Товарищ Лекок посмотрел внимательно на гостя и после большой паузы спросил:
– Каким же это образом вы собираетесь привезти для коммуны из-за кордона провиант?
– Известное дело, прорвавшись через кордон. Целая армия не пробьется, а несколько человек проскользнуть смогут. Особенно по воде.
– Что же из этого, если даже несколько человек проскользнут и вернутся с краюхой хлеба? Коммуну этим думаете накормить? Знаете, сколько нужно, чтоб накормить коммуну?

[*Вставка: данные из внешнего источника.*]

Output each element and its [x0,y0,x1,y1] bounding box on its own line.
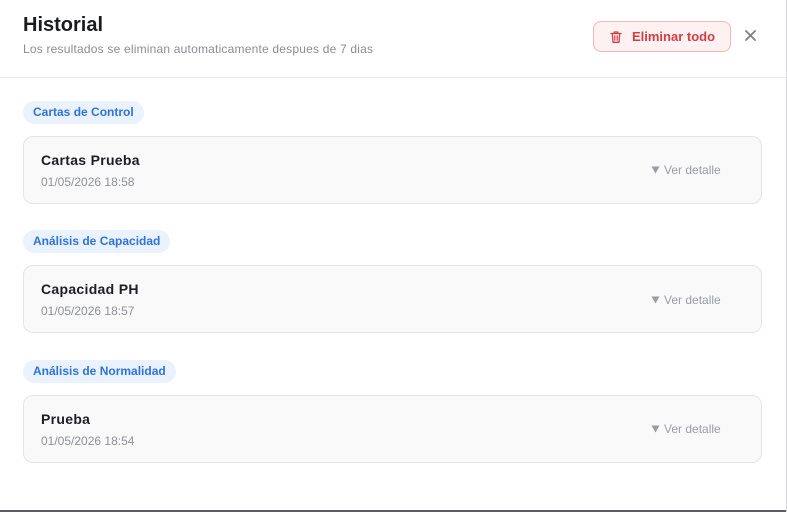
category-chip: Cartas de Control [23,101,144,124]
caret-down-icon [651,166,660,174]
history-item-name: Prueba [41,411,91,427]
clear-all-label: Eliminar todo [631,29,716,44]
close-button[interactable] [741,26,759,44]
modal-subtitle: Los resultados se eliminan automaticamen… [23,42,374,56]
history-item-date: 01/05/2026 18:54 [41,434,135,448]
caret-down-icon [651,425,660,433]
view-detail-label: Ver detalle [664,163,721,177]
view-detail-toggle[interactable]: Ver detalle [651,293,721,307]
view-detail-toggle[interactable]: Ver detalle [651,422,721,436]
history-item-date: 01/05/2026 18:57 [41,304,135,318]
history-item[interactable]: Cartas Prueba 01/05/2026 18:58 Ver detal… [23,136,762,204]
category-chip: Análisis de Capacidad [23,230,171,253]
modal-header: Historial Los resultados se eliminan aut… [0,0,786,78]
history-item[interactable]: Capacidad PH 01/05/2026 18:57 Ver detall… [23,265,762,333]
view-detail-label: Ver detalle [664,293,721,307]
clear-all-button[interactable]: Eliminar todo [593,21,731,52]
caret-down-icon [651,296,660,304]
view-detail-label: Ver detalle [664,422,721,436]
modal-title: Historial [23,14,104,36]
trash-icon [610,30,622,43]
history-item[interactable]: Prueba 01/05/2026 18:54 Ver detalle [23,395,762,463]
history-item-name: Capacidad PH [41,281,139,297]
history-item-name: Cartas Prueba [41,152,140,168]
history-modal: Historial Los resultados se eliminan aut… [0,0,787,512]
category-chip: Análisis de Normalidad [23,360,176,383]
view-detail-toggle[interactable]: Ver detalle [651,163,721,177]
close-icon [744,29,756,41]
history-item-date: 01/05/2026 18:58 [41,175,135,189]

Вагоны. Каким же образом вы собираетесь с этим проскользнуть? На спине, что ли, притащите?
– На спине не притащу, а по воде перевезти не трудно.
– Как так по воде?
– А так, очень даже просто. На реке ведь кордона нет. Стеной реку не загородили.
– Что же из этого, что не загородили? Стерегут днем и ночью. Рыба не проскользнет.

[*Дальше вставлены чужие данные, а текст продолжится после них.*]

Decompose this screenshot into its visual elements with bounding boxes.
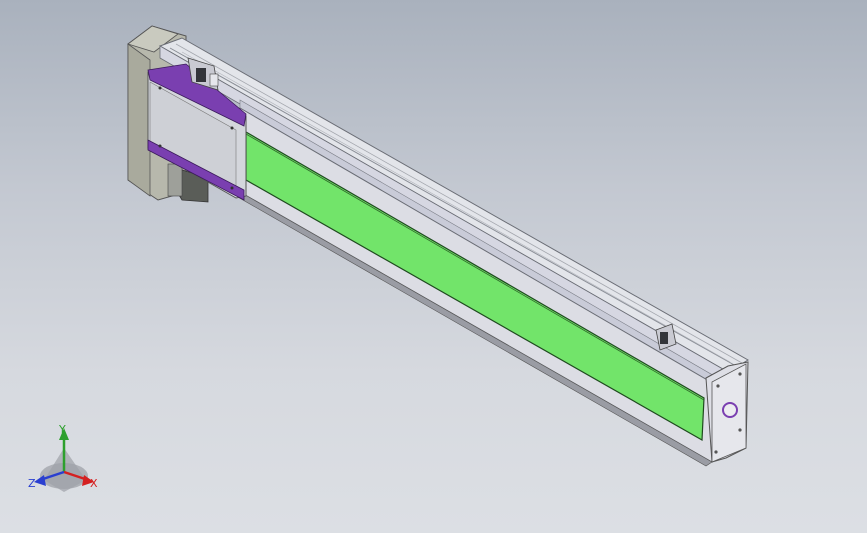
front-end-bearing xyxy=(722,402,738,418)
triad-y-label: Y xyxy=(58,423,66,436)
triad-z-arrow xyxy=(34,475,46,486)
view-orientation-triad[interactable]: Y X Z xyxy=(28,423,98,492)
profile-side-upper xyxy=(159,45,729,385)
carriage-bolt-1 xyxy=(158,86,162,90)
limit-switch-rear-body xyxy=(196,68,206,82)
slot-cover-edge xyxy=(245,133,705,401)
front-end-bolt-2 xyxy=(738,428,742,432)
triad-z-label: Z xyxy=(28,477,36,490)
profile-side-band xyxy=(239,99,729,393)
slot-cover-strip xyxy=(245,130,705,442)
limit-switch-rear-cap xyxy=(209,73,219,87)
front-end-bolt-3 xyxy=(714,450,718,454)
front-end-bolt-4 xyxy=(738,372,742,376)
carriage-bolt-4 xyxy=(230,186,234,190)
front-end-bolt-1 xyxy=(716,384,720,388)
carriage-bolt-3 xyxy=(158,144,162,148)
graphics-viewport[interactable]: Y X Z xyxy=(0,0,867,533)
triad-x-label: X xyxy=(90,477,98,490)
profile-top-surface xyxy=(158,37,749,373)
rear-end-plate-face xyxy=(127,43,151,197)
coupling-housing xyxy=(167,163,183,197)
carriage-bolt-2 xyxy=(230,126,234,130)
linear-actuator-model[interactable] xyxy=(127,25,749,467)
limit-switch-front-body xyxy=(660,332,668,344)
model-view[interactable]: Y X Z xyxy=(0,0,867,533)
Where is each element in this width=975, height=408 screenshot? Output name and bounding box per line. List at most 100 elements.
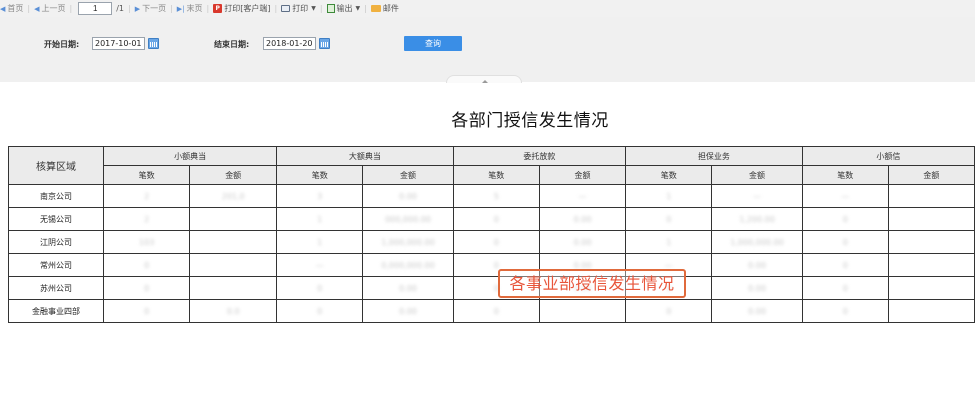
page-total: /1 [116,4,124,13]
calendar-icon[interactable] [319,37,330,49]
print-client-label: 打印[客户端] [224,4,271,13]
group-header-small-pawn: 小额典当 [103,146,278,166]
report-toolbar: ◀ 首页 | ◀ 上一页 | /1 | ▶ 下一页 | ▶| 末页 | P 打印… [0,0,975,17]
calendar-icon[interactable] [148,37,159,49]
last-page-button[interactable]: ▶| 末页 [177,3,203,14]
next-page-icon: ▶ [134,4,141,13]
row-region-name: 江阴公司 [7,230,105,254]
row-region-name: 无锡公司 [7,207,105,231]
table-cell: 000,000.00 [385,214,431,224]
table-cell: 0 [666,214,672,224]
start-date-group [92,36,159,50]
table-cell: 1,200.00 [739,214,775,224]
table-cell: 1 [317,214,323,224]
table-cell: — [578,191,587,201]
table-row: 江阴公司 103 1 1,000,000.00 0 0.00 1 1,000,0… [7,230,975,254]
table-cell: 0 [842,306,848,316]
prev-page-icon: ◀ [34,4,40,13]
table-cell: 1,000,000.00 [381,237,435,247]
prev-page-button[interactable]: ◀ 上一页 [34,3,65,14]
table-cell: 0 [666,306,672,316]
sub-header-count: 笔数 [625,165,713,185]
toolbar-divider: | [206,4,210,13]
table-cell: 0.00 [399,283,417,293]
table-cell: 5 [493,191,499,201]
table-row: 常州公司 0 — 0,000,000.00 0 0.00 — 0.00 0 [7,253,975,277]
table-row: 苏州公司 0 0 0.00 0 0.00 0 0.00 0 [7,276,975,300]
group-header-small-credit: 小额信 [801,146,975,166]
table-cell: 2 [144,191,150,201]
table-cell: 0 [493,306,499,316]
sub-header-count: 笔数 [276,165,364,185]
table-cell: 103 [139,237,155,247]
table-cell: 0 [842,283,848,293]
first-page-button[interactable]: ◀ 首页 [0,3,23,14]
table-row: 金融事业四部 0 0.0 0 0.00 0 0 0.00 0 [7,299,975,323]
report-title: 各部门授信发生情况 [451,111,609,131]
sub-header-amount: 金额 [538,165,627,185]
table-cell: — [753,191,761,201]
page-number-input[interactable] [78,2,113,15]
chevron-down-icon: ▼ [355,5,361,12]
table-cell: 1 [666,191,672,201]
table-cell: 0 [144,260,150,270]
table-cell: 0 [493,237,499,247]
table-cell: 0,000,000.00 [381,260,435,270]
table-cell: 0 [317,283,323,293]
toolbar-divider: | [319,4,323,13]
query-button[interactable]: 查询 [404,36,462,51]
table-cell: 0.00 [399,191,417,201]
sub-header-count: 笔数 [452,165,540,185]
filter-panel: 开始日期: 结束日期: 查询 [0,17,975,83]
table-cell: 3 [317,191,323,201]
table-row: 南京公司 2 201,0 3 0.00 5 — 1 — — [7,184,975,208]
export-button[interactable]: 输出 ▼ [326,3,361,14]
report-table: 核算区域 小额典当 大额典当 委托放款 担保业务 小额信 笔数 金额 笔数 金额… [7,146,975,323]
group-header-large-pawn: 大额典当 [276,146,454,166]
table-cell: 0 [842,237,848,247]
prev-page-label: 上一页 [41,4,66,13]
end-date-label: 结束日期: [214,40,250,49]
print-client-button[interactable]: P 打印[客户端] [213,3,270,14]
overlay-annotation: 各事业部授信发生情况 [498,269,686,298]
table-cell: — [841,191,850,201]
table-cell: 0 [144,306,150,316]
toolbar-divider: | [127,4,131,13]
mail-button[interactable]: 邮件 [370,3,399,14]
mail-label: 邮件 [382,4,399,13]
group-header-guarantee: 担保业务 [625,146,803,166]
row-region-name: 苏州公司 [7,276,105,300]
collapse-panel-toggle[interactable] [446,75,522,83]
next-page-button[interactable]: ▶ 下一页 [135,3,166,14]
sub-header-count: 笔数 [103,165,191,185]
table-cell: 0 [842,260,848,270]
table-cell: 0.0 [226,306,240,316]
table-cell: 0 [317,306,323,316]
mail-icon [370,5,381,12]
last-page-label: 末页 [186,4,203,13]
table-cell: 0.00 [399,306,417,316]
print-button[interactable]: 打印 ▼ [281,3,316,14]
last-page-icon: ▶| [176,4,185,13]
end-date-group [263,36,330,50]
table-cell: 0 [493,260,499,270]
toolbar-divider: | [27,4,31,13]
table-cell: 0.00 [573,214,592,224]
first-page-label: 首页 [7,4,24,13]
start-date-input[interactable] [92,36,145,50]
table-row: 无锡公司 2 1 000,000.00 0 0.00 0 1,200.00 0 [7,207,975,231]
next-page-label: 下一页 [142,4,167,13]
end-date-input[interactable] [263,36,316,50]
export-label: 输出 [336,4,353,13]
toolbar-divider: | [69,4,73,13]
sub-header-amount: 金额 [189,165,278,185]
row-region-name: 常州公司 [7,253,105,277]
sub-header-amount: 金额 [887,165,975,185]
chevron-down-icon: ▼ [311,5,316,12]
first-page-icon: ◀ [0,4,6,13]
group-header-entrusted-loan: 委托放款 [452,146,627,166]
sub-header-count: 笔数 [801,165,889,185]
row-region-name: 南京公司 [7,184,105,208]
table-cell: 201,0 [221,191,245,201]
row-region-name: 金融事业四部 [7,299,105,323]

– Я, товарищ командующий, понапрасну к вам не пришел. Все сам наперед осмотрел на месте. Знаю, что говорю. Рекой проехать можно.
– Каким же это образом?
– Днем нельзя, а ночью можно.
– Да вы не знаете, что ли, что ночью всю Сену освещают прожекторами, опасаясь именно того, чтобы кто-нибудь не переплыл.
– Освещать – освещают. Да только не всю Сену, а лишь на протяжении одного километра. Двумя прожекторами освещают. Один на одном берегу, другой – на другом. А больше прожекторов поблизости нет. Да и незачем. И так светло, как днем.
– Каким же образом вы думаете в таком случае переплыть?
– Переплыть не трудно, даже не одному пароходу, а скольким угодно. Надо лишь потушить оба прожектора.
– А это каким же способом?
– Способ, опять-таки, очень простой, если знаешь точное положение каждого прожектора. Двумя выстрелами из шестидюймовки потушить можно. Потруднее фокусы делались у нас во флоте.
– Скажем, что вам удастся потушить оба прожектора. Через полчаса починят.
– За полчаса, если захотеть, весь Бельвиль переплыть можно. Особливо сейчас. Ночи темные, хоть глаз выколи.
– Положим, а как же обратно?
– Обратно потруднее будет. Только все же попытаться можно. Будем плыть обратно, не сразу спохватятся, кто да куда. А спохватившись в первом кордоне, и стрелять очень не станут. Ведь главное – на то и кордон, чтобы никто из Парижа не прошмыгнул. А кто сам, по собственной воле, волку в пасть лезет – такому крест. Зачем же по нем стрелять? Выстрелят два раза для острастки и бросят.
– Все это прекрасно. А откуда же вы собираетесь раздобыть провиант?
Товарищ Л аваль пододвинулся ближе:
– Ежели ехать прямо по Сене, в шестидесяти каких-нибудь километрах от Парижа есть на берегу местность такая, называется Тансорель. Мои, так сказать, родные места. Каждую пядь наизусть знаю. За километр от берега стоит там паровая мельница, большущая: на все окрестности муку мелет. Особливо в эту пору муки в ней будет вагонов десятка с три. Много ли, мало ли: три баржи по двести мешков забрать можно будет. Больше буксир не потянет. Думал я раньше брать баржи отсюдова, пустые, да обойдется и без этого, и проскользнуть одному пароходу в ту сторону легче. Баржи возьмем тамошние. Есть там вблизи лесопильный завод. Доски на баржах сплавлял в Париж. Сейчас не сплавляет – значит, и баржи на месте. Нагрузим три баржи. До рассвета будем обратно. Шестьсот мешков по сто кило. Как-никак на месяц на прокормление всей коммуны хватит, а там – посмотрим. Может, эпидемия к тому времени кончится, а может, пролетариат отзовется в тылу. Будет время переждать.